“True investing is not the same as gambling” said Isabella Kaminska in the Financial Times recently. Yet in today’s world, I’m damned if I can spot the difference. Bonds are a one-way bet to losses, the stock market is at levels it should not have reached until 2075, London real estate is at levels it should never have reached at all, and only crypto-currencies appear to offer sound long-term value. Whatever the differences were between investing and gambling, they have disappeared. That reality has unpleasant implications for our future.
Traditionally, investment involved securing a relatively assured and steady income, together with some prospect of capital gain. The wealthy held the bulk of their net worth in farmland, the crops or rent on which fluctuated from year to year, but as population and wealth increased, could be expected to follow a gently upward trend in value. There were risks of income declining or even of a loss in an atypical year but provided the landowner kept some liquidity, these risks could be made up in subsequent years. The big risks, of a war that erupted locally or of a famine that devastated population, were ones one could neither hedge against nor wanted to gamble with.
Starting around 1700, two additional types of investment came along at opposite ends of the risk spectrum. At one end, innovations such as the Bank of England made government bonds truly risk free, enabling people to put their money where there was no risk of income fluctuation and no risk of default. Incomes could decline as bonds were refinanced at lower rates, but that risk was alleviated by the marvelous invention of 3% Consols in 1751.
Through Sampson Gideon’s invention, people could lend to the government at a 5% running yield in wartime by buying Consols at 60% of par. That gave them an investment that was almost completely safe from being refinanced at a lower interest rate, since when peace returned the bonds would simply return to par (they were eventually refinanced at 2½%, but not until 1888 – 137 years is a decent run, and ample for us mere mortals.)
Sophisticated investors and financiers made nice capital gains on the recoveries in Consols prices after major wars, especially that after 1815, but for the ordinary retail investor Consols provided an investment that was less risky than land, had zero management costs, and gave a yield that did not fluctuate, unlike land which depended on harvests and the solvency of tenants.

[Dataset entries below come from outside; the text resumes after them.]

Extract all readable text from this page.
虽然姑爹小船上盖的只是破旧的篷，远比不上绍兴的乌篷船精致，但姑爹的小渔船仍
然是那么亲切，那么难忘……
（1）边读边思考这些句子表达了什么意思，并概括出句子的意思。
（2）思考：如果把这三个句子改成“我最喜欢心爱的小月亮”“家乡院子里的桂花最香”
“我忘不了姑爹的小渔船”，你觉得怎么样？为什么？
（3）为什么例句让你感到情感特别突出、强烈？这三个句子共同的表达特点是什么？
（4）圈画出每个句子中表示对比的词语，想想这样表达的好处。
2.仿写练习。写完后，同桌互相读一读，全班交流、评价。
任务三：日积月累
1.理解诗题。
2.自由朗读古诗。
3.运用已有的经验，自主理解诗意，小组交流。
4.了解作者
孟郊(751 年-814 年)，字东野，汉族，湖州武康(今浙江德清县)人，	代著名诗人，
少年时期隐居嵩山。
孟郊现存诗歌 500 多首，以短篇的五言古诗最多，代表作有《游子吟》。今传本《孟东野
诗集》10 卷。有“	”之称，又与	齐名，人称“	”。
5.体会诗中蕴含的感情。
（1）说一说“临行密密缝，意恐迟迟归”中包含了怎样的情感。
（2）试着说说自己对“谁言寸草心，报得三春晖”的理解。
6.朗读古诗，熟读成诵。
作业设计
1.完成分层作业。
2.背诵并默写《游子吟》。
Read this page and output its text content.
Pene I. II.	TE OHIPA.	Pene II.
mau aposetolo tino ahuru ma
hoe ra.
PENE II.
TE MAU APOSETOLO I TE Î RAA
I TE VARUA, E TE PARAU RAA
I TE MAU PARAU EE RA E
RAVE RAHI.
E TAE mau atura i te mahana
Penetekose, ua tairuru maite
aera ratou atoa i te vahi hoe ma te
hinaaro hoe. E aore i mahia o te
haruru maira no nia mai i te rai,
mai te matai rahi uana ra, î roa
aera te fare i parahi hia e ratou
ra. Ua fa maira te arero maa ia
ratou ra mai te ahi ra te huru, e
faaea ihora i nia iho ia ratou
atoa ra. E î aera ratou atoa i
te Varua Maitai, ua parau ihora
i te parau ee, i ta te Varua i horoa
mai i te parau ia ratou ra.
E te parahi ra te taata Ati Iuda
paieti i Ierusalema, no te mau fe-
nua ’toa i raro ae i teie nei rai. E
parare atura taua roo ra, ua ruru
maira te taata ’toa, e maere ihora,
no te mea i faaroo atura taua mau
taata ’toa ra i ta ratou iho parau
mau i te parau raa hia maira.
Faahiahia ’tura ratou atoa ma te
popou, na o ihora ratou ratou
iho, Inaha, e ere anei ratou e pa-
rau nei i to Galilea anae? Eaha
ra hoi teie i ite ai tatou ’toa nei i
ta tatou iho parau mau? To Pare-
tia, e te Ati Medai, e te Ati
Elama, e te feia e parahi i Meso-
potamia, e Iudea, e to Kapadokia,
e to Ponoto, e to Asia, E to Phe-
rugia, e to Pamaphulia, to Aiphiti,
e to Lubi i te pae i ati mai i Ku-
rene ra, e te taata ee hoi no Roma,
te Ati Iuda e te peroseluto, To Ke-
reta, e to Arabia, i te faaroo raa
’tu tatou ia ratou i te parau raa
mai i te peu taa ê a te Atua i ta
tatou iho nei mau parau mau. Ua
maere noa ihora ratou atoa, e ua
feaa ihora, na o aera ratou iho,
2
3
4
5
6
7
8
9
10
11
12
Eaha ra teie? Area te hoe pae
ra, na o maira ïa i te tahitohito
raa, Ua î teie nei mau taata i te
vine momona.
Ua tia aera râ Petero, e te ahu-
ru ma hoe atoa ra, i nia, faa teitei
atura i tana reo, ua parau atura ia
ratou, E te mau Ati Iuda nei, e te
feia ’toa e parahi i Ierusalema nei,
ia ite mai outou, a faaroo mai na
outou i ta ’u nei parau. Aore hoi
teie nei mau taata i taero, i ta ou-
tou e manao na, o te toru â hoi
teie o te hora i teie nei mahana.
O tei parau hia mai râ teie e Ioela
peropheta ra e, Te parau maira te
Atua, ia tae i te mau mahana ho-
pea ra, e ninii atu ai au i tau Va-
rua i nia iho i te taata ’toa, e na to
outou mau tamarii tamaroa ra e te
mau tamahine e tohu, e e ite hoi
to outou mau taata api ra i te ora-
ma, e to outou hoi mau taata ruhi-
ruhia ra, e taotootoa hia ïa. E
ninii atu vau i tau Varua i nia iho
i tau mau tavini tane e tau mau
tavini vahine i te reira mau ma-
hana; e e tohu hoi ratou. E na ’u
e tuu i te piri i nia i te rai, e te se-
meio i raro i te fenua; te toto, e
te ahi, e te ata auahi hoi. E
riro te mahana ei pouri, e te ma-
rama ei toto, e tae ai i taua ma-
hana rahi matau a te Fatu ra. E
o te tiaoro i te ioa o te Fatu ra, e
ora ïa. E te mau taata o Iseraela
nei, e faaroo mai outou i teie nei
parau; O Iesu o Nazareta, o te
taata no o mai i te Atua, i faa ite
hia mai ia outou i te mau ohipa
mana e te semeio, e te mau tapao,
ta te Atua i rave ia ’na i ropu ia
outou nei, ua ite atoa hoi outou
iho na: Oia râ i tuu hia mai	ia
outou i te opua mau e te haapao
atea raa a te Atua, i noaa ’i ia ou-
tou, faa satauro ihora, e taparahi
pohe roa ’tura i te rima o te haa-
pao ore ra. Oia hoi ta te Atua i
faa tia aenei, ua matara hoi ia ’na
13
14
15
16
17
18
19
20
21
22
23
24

Ordinary investors quickly demanded government bonds, but they mostly rejected the other major investment innovation of the early 18th century, corporate equities. The South Sea Bubble of 1720 allowed sharp traders like Gideon to make their first fortunes and lucky ministers like Sir Robert Walpole to increase theirs, but it horrified the investing public to the extent that the Bubble Act of 1720 was immediately passed to prevent the incorporation of any new companies except by Royal charter. An immense literature of vilification was produced around the Bubble, asserting that stock investment was pure gambling, with the Exchange consisting of disreputable stock jobbers rather than the better established and better-connected people who ran the West End gaming clubs.